No one should have demanded a debate before initial actions took place and rules imposed by those we put in charge such as governors. Something had to be done to deal with an unexpected enemy that constituted a clear and present danger. That is why we as a people have invested the powers in such public positions to act. But 60 days into it is a different story.

We still don’t have a vaccine but to continue the initial lockdown is fraught with serious pitfalls. To completely go back to normal sans masks, social distancing and stepped up sanitizing is equally reckless.

We need to come to grips with the fact people are going to die and get sick from the COVID-19 and that we must find a way to keep those numbers down without taking a chainsaw to people’s lives and livelihoods.

To assume that way is no deaths for two weeks as well as only one confirmed new case per 10,000 residents is the right answer is a bit disingenuous.

San Joaquin County has had 90 new confirmed cases in the past two weeks.
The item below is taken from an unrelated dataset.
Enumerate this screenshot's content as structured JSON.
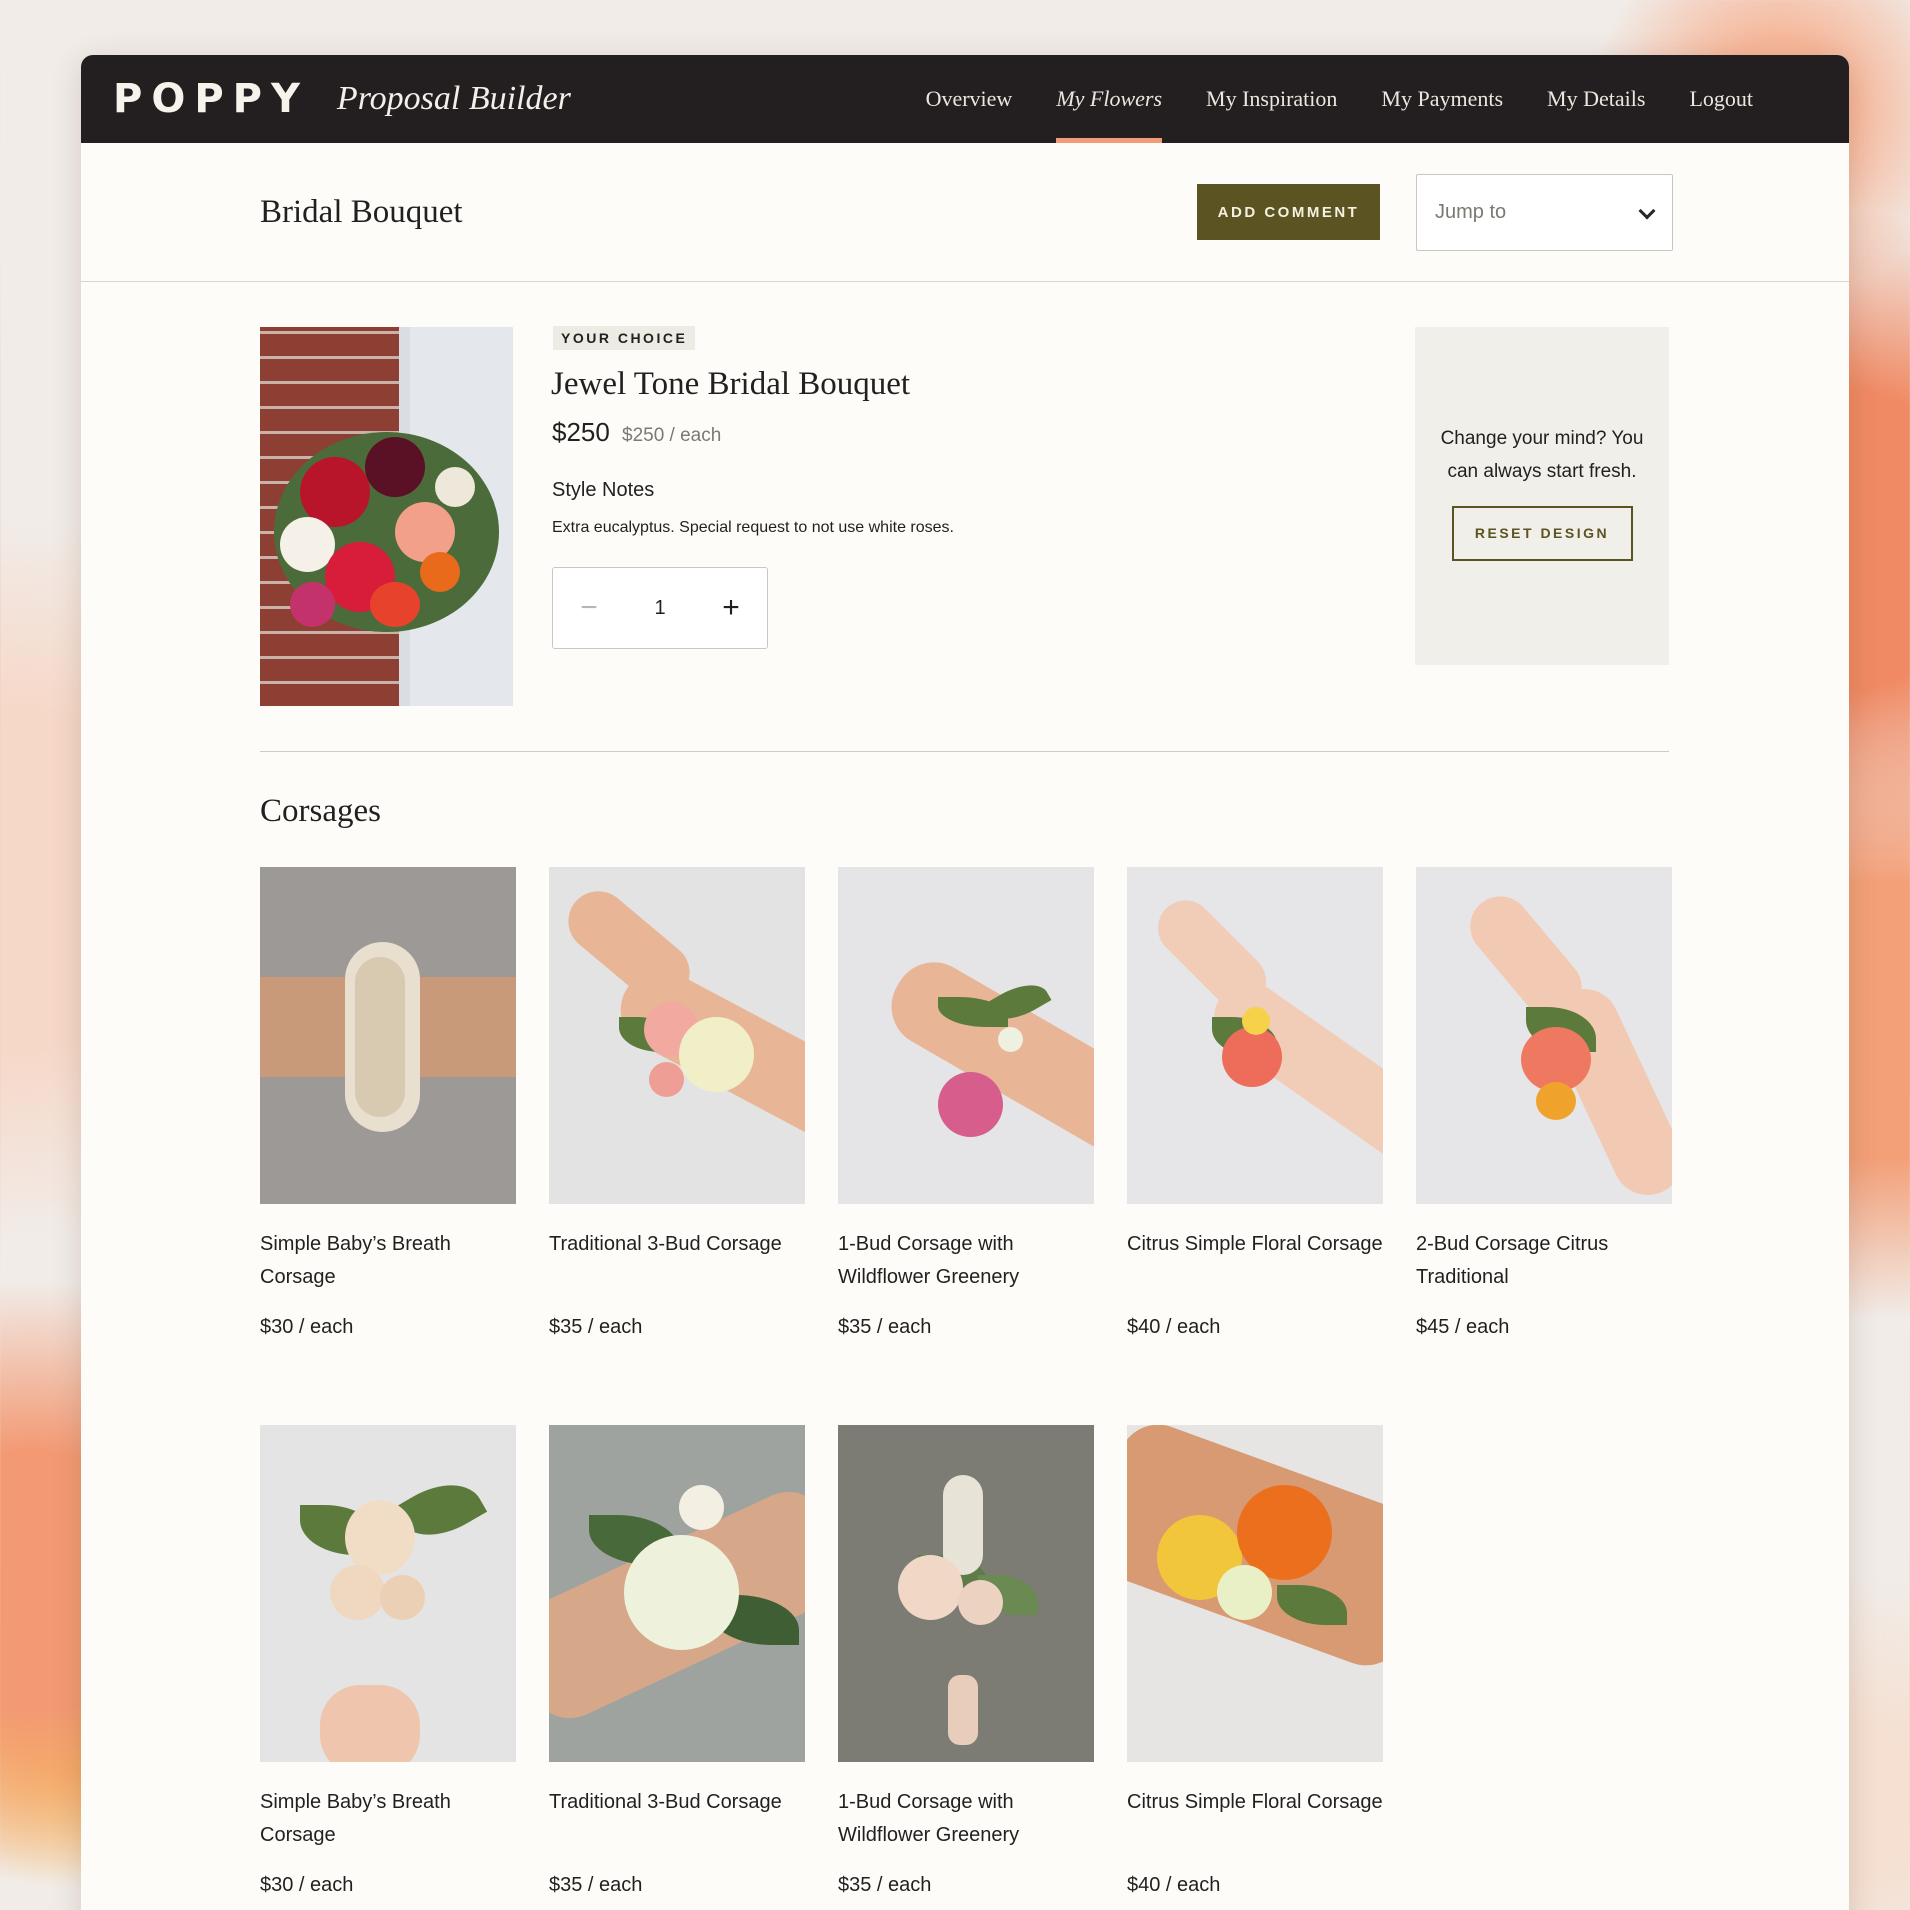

With 760,000 residents that’s 14 cases beyond Newsom’s benchmark of one per 10,000 residents. Nor have we been able to go two weeks without at least one death since the pandemic started. As of Monday there have been 29 deaths and there are 136 confirmed COVID-19 cases that we must assume are people who are showing symptoms and not simply testing positive given that information is never delineated to the general public.
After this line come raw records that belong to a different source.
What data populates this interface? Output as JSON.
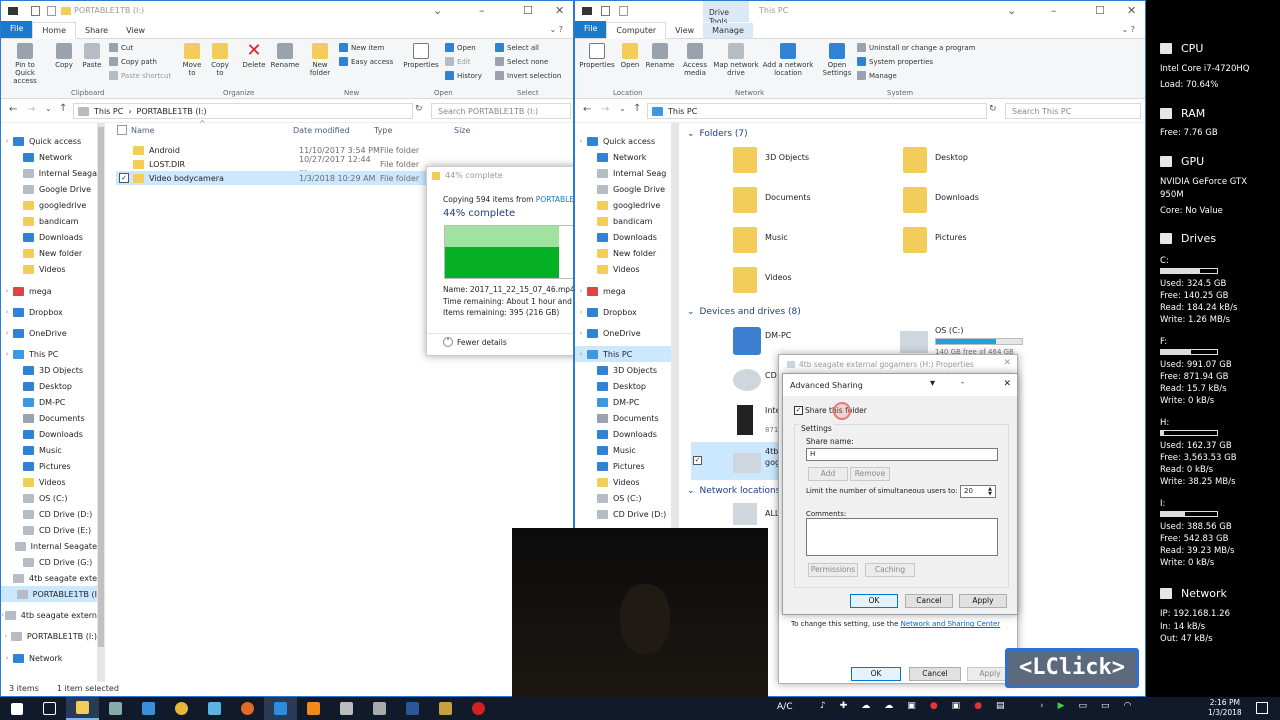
{
  "left": {
    "title": "PORTABLE1TB (I:)",
    "tabs": {
      "file": "File",
      "home": "Home",
      "share": "Share",
      "view": "View"
    },
    "ribbon": {
      "pin": "Pin to Quick access",
      "copy": "Copy",
      "paste": "Paste",
      "cut": "Cut",
      "copy_path": "Copy path",
      "paste_shortcut": "Paste shortcut",
      "move_to": "Move to",
      "copy_to": "Copy to",
      "delete": "Delete",
      "rename": "Rename",
      "new_folder": "New folder",
      "new_item": "New item",
      "easy_access": "Easy access",
      "properties": "Properties",
      "open": "Open",
      "edit": "Edit",
      "history": "History",
      "select_all": "Select all",
      "select_none": "Select none",
      "invert_selection": "Invert selection",
      "groups": {
        "clipboard": "Clipboard",
        "organize": "Organize",
        "new": "New",
        "open": "Open",
        "select": "Select"
      }
    },
    "address": {
      "root": "This PC",
      "path": "PORTABLE1TB (I:)",
      "search": "Search PORTABLE1TB (I:)"
    },
    "nav": [
      "Quick access",
      "Network",
      "Internal Seaga",
      "Google Drive",
      "googledrive",
      "bandicam",
      "Downloads",
      "New folder",
      "Videos",
      "mega",
      "Dropbox",
      "OneDrive",
      "This PC",
      "3D Objects",
      "Desktop",
      "DM-PC",
      "Documents",
      "Downloads",
      "Music",
      "Pictures",
      "Videos",
      "OS (C:)",
      "CD Drive (D:)",
      "CD Drive (E:)",
      "Internal Seagate",
      "CD Drive (G:)",
      "4tb seagate exte",
      "PORTABLE1TB (I",
      "4tb seagate extern",
      "PORTABLE1TB (I:)",
      "Network"
    ],
    "columns": {
      "name": "Name",
      "date": "Date modified",
      "type": "Type",
      "size": "Size"
    },
    "files": [
      {
        "name": "Android",
        "date": "11/10/2017 3:54 PM",
        "type": "File folder"
      },
      {
        "name": "LOST.DIR",
        "date": "10/27/2017 12:44 ...",
        "type": "File folder"
      },
      {
        "name": "Video bodycamera",
        "date": "1/3/2018 10:29 AM",
        "type": "File folder"
      }
    ],
    "status": {
      "items": "3 items",
      "selected": "1 item selected"
    }
  },
  "copy_dialog": {
    "title": "44% complete",
    "copying": "Copying 594 items from",
    "source": "PORTABLE1T",
    "percent": "44% complete",
    "name": "Name: 2017_11_22_15_07_46.mp4",
    "time": "Time remaining: About 1 hour and 35",
    "items": "Items remaining: 395 (216 GB)",
    "fewer": "Fewer details",
    "progress": 0.44
  },
  "right": {
    "title": "This PC",
    "tool_tab": "Drive Tools",
    "tabs": {
      "file": "File",
      "computer": "Computer",
      "view": "View",
      "manage": "Manage"
    },
    "ribbon": {
      "properties": "Properties",
      "open": "Open",
      "rename": "Rename",
      "access_media": "Access media",
      "map_drive": "Map network drive",
      "add_location": "Add a network location",
      "open_settings": "Open Settings",
      "uninstall": "Uninstall or change a program",
      "sys_props": "System properties",
      "manage": "Manage",
      "groups": {
        "location": "Location",
        "network": "Network",
        "system": "System"
      }
    },
    "address": {
      "path": "This PC",
      "search": "Search This PC"
    },
    "nav": [
      "Quick access",
      "Network",
      "Internal Seag",
      "Google Drive",
      "googledrive",
      "bandicam",
      "Downloads",
      "New folder",
      "Videos",
      "mega",
      "Dropbox",
      "OneDrive",
      "This PC",
      "3D Objects",
      "Desktop",
      "DM-PC",
      "Documents",
      "Downloads",
      "Music",
      "Pictures",
      "Videos",
      "OS (C:)",
      "CD Drive (D:)"
    ],
    "folders_header": "Folders (7)",
    "folders": [
      "3D Objects",
      "Desktop",
      "Documents",
      "Downloads",
      "Music",
      "Pictures",
      "Videos"
    ],
    "devices_header": "Devices and drives (8)",
    "devices": {
      "dmpc": "DM-PC",
      "osc": "OS (C:)",
      "osc_free": "140 GB free of 464 GB",
      "cd": "CD",
      "inte": "Inte",
      "inte_sub": "871",
      "tb": "4tb",
      "tb_sub": "gog"
    },
    "network_header": "Network locations",
    "network_item": "ALL"
  },
  "properties": {
    "title": "4tb seagate external gogamers (H:) Properties",
    "note": "To change this setting, use the",
    "link": "Network and Sharing Center",
    "ok": "OK",
    "cancel": "Cancel",
    "apply": "Apply"
  },
  "adv_sharing": {
    "title": "Advanced Sharing",
    "share": "Share this folder",
    "settings": "Settings",
    "share_name_label": "Share name:",
    "share_name": "H",
    "add": "Add",
    "remove": "Remove",
    "limit": "Limit the number of simultaneous users to:",
    "limit_value": "20",
    "comments": "Comments:",
    "permissions": "Permissions",
    "caching": "Caching",
    "ok": "OK",
    "cancel": "Cancel",
    "apply": "Apply"
  },
  "overlay": "<LClick>",
  "monitor": {
    "cpu": {
      "title": "CPU",
      "model": "Intel Core i7-4720HQ",
      "load": "Load: 70.64%"
    },
    "ram": {
      "title": "RAM",
      "free": "Free: 7.76 GB"
    },
    "gpu": {
      "title": "GPU",
      "model1": "NVIDIA GeForce GTX",
      "model2": "950M",
      "core": "Core: No Value"
    },
    "drives_title": "Drives",
    "drives": [
      {
        "letter": "C:",
        "used": "Used: 324.5 GB",
        "free": "Free: 140.25 GB",
        "read": "Read: 184.24 kB/s",
        "write": "Write: 1.26 MB/s",
        "fill": 0.7
      },
      {
        "letter": "F:",
        "used": "Used: 991.07 GB",
        "free": "Free: 871.94 GB",
        "read": "Read: 15.7 kB/s",
        "write": "Write: 0 kB/s",
        "fill": 0.53
      },
      {
        "letter": "H:",
        "used": "Used: 162.37 GB",
        "free": "Free: 3,563.53 GB",
        "read": "Read: 0 kB/s",
        "write": "Write: 38.25 MB/s",
        "fill": 0.05
      },
      {
        "letter": "I:",
        "used": "Used: 388.56 GB",
        "free": "Free: 542.83 GB",
        "read": "Read: 39.23 MB/s",
        "write": "Write: 0 kB/s",
        "fill": 0.42
      }
    ],
    "network": {
      "title": "Network",
      "ip": "IP: 192.168.1.26",
      "in": "In: 14 kB/s",
      "out": "Out: 47 kB/s"
    }
  },
  "taskbar": {
    "ac": "A/C",
    "time": "2:16 PM",
    "date": "1/3/2018"
  },
  "colors": {
    "accent": "#1979ca",
    "progress": "#06b025",
    "select": "#cce8ff"
  }
}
There is a more balanced measuring stick to determine the degree of speed at which businesses are allowed to reopen with COVID-19 precautions in place.

It is based on what drove the stay at home rules in a bid to flatten the curve which was to make sure the seriously sick do not overwhelm the healthcare system needed to take care of them.  Based on that, it would make sense if for a two week period there was no more than 1 new hospitalization per 10,000 residents and no deaths attributed to the virus that do not involve patients suffering from underlying conditions.

We have had less than 10 hospitalizations in the last two weeks and not the hundreds that were feared. As for underlying factors, weekly reports to the Board of Supervisors indicated that few — if any — COVID-19 deaths in the county were of people who were essentially healthy.

That doesn’t mean we drop all precautions and expose the most vulnerable to more risk. But we need to take a balanced approach so we don’t destroy people’s lives without a need to do so.